Chris Marsicano, an assistant professor of education and public policy at Davidson College in North Carolina, told NPR that the anti-fossil fuel movement hasn't made a significant difference. And it is unclear whether the current campaign will produce results that the protest movement deems meaningful.

“When universities divest from fossil fuels, it doesn’t have much of an impact on the stock prices of those fossil fuel companies, nor does it appear to have an impact on university endowments,” he said. “There are also some parallels to South Africa in the 80s. But even then, research shows that most divestment efforts resulted primarily in a global political movement. And I don’t know whether we have reached our goal yet with disinvestment from Israel due to the Gaza conflict.”

Calls for divestment aren't just limited to the UT Austin campus. Students at the University of Texas at Dallas staged sit-ins last week and ultimately met with university President Richard Benson, KERA reported.

“Our demand is disinvestment.
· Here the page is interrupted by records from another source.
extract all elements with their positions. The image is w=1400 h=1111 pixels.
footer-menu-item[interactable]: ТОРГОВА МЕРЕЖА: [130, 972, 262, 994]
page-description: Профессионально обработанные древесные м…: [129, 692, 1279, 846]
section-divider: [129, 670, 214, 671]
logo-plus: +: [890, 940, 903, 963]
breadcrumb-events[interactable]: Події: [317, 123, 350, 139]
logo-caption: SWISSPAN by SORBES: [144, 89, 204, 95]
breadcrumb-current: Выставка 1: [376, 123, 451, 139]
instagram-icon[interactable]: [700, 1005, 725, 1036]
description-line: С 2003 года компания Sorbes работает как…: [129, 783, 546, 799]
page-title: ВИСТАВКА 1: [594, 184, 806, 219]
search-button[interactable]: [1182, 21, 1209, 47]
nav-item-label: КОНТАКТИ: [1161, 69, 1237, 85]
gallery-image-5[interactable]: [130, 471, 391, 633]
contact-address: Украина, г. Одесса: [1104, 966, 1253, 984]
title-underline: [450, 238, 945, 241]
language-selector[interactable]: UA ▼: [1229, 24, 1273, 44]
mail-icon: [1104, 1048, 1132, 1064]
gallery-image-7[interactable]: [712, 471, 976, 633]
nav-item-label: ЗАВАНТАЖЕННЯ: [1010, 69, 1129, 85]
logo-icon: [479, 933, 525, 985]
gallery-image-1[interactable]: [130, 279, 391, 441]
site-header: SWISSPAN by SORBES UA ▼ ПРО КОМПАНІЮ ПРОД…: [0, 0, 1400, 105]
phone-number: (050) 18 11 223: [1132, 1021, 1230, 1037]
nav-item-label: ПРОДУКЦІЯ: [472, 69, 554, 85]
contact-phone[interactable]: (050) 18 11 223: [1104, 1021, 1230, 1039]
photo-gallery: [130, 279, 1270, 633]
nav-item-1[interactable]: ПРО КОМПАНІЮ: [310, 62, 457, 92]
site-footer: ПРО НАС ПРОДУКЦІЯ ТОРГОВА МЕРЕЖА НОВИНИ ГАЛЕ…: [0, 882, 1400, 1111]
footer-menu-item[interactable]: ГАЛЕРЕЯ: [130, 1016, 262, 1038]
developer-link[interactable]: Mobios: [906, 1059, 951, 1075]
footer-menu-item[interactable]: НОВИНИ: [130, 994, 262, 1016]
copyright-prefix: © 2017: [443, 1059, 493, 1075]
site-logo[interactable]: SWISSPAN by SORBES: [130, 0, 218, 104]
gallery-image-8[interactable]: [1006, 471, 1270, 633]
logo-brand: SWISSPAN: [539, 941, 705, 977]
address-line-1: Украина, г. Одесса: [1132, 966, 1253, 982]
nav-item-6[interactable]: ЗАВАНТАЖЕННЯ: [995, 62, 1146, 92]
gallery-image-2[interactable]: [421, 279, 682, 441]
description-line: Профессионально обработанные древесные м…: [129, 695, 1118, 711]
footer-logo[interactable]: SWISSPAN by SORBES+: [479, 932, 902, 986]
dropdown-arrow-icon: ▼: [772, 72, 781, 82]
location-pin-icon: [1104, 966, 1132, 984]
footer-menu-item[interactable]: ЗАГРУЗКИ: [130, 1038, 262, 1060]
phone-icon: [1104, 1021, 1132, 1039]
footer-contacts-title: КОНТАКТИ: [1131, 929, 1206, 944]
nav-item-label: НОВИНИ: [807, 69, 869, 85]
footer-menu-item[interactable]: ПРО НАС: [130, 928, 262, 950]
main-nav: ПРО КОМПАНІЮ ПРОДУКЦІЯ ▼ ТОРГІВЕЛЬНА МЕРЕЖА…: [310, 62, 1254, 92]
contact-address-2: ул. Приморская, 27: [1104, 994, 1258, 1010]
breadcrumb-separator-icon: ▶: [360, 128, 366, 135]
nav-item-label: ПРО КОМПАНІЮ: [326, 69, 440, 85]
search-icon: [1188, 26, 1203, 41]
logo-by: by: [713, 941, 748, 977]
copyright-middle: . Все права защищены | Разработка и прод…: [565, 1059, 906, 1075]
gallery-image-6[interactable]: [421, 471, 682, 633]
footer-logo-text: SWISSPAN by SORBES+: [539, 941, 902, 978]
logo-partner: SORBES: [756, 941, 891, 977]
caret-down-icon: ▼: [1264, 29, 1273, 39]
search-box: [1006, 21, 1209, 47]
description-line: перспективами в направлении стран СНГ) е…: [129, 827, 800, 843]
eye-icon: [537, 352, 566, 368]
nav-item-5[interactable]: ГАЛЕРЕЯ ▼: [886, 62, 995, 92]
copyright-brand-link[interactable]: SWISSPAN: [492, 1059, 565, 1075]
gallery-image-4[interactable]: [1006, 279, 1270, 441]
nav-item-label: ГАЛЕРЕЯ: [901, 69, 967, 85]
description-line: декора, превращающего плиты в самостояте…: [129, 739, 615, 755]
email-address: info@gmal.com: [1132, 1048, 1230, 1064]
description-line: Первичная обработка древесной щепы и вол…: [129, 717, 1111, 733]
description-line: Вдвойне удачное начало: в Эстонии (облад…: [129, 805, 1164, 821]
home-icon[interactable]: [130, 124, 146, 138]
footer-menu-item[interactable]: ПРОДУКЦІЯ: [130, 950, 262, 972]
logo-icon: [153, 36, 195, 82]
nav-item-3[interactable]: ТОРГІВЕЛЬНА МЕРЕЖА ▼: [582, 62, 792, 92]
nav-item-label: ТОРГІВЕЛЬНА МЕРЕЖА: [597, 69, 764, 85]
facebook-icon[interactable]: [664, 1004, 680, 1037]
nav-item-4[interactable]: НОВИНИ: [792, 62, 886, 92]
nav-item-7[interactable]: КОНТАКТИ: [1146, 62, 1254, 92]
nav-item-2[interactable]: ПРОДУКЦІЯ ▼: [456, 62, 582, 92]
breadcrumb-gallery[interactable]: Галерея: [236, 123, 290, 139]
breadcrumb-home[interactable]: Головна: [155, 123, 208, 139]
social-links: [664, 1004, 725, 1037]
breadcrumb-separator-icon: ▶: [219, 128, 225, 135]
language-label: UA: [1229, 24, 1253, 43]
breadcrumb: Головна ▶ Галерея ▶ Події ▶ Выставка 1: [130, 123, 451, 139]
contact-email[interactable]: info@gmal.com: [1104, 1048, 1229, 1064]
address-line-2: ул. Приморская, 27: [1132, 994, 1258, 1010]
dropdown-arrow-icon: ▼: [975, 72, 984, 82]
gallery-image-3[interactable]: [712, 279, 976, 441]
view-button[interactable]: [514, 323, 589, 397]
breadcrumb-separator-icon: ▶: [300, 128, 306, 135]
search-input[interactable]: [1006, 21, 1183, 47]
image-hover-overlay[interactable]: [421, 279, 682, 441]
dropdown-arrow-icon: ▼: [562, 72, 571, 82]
Our demand is that our university ends its complicity in the genocide,” said Fatima Tulkarem, a member of Students for Justice in Palestine at UTD.

However, protesters did not move forward with their demands and said the meeting did not lead to meaningful discussions.

The downside of disinvestment

Nationwide, at least one student protest movement has made some progress. Brown University in Rhode Island announced Tuesday that an agreement had been reached under which protesters would disperse their camp and a university advisory committee would meet to discuss students' divestment demands.

“The university agreed to invite five students to a meeting with five members of the Corporation of Brown University in May to present their case for withdrawing Brown's endowments from 'companies that enable and profit from the Gaza genocide'” the school said in a statement statement. Brown President Christina H. Paxson will also “request the University Resource Management Advisory Committee to make a recommendation on the divestiture question by September 30, which will be presented to the corporation for a vote at its October 2024 meeting.”

But Investopedia's Caleb Silver said there's a downside to divestment: When universities ultimately agree to divest from a particular company or organization — whether in Texas or elsewhere — they give up any say in how they proceed .

“You are losing your voice in what this company can do in the future. And if you’re a major shareholder — as is the case with many of these big university foundations — you have a pretty big impact on how these companies operate,” Silver said.

“Well, you withdrew your money, you walked away, you let your money run. But you have lost your ability to influence strategy and create change within the company.”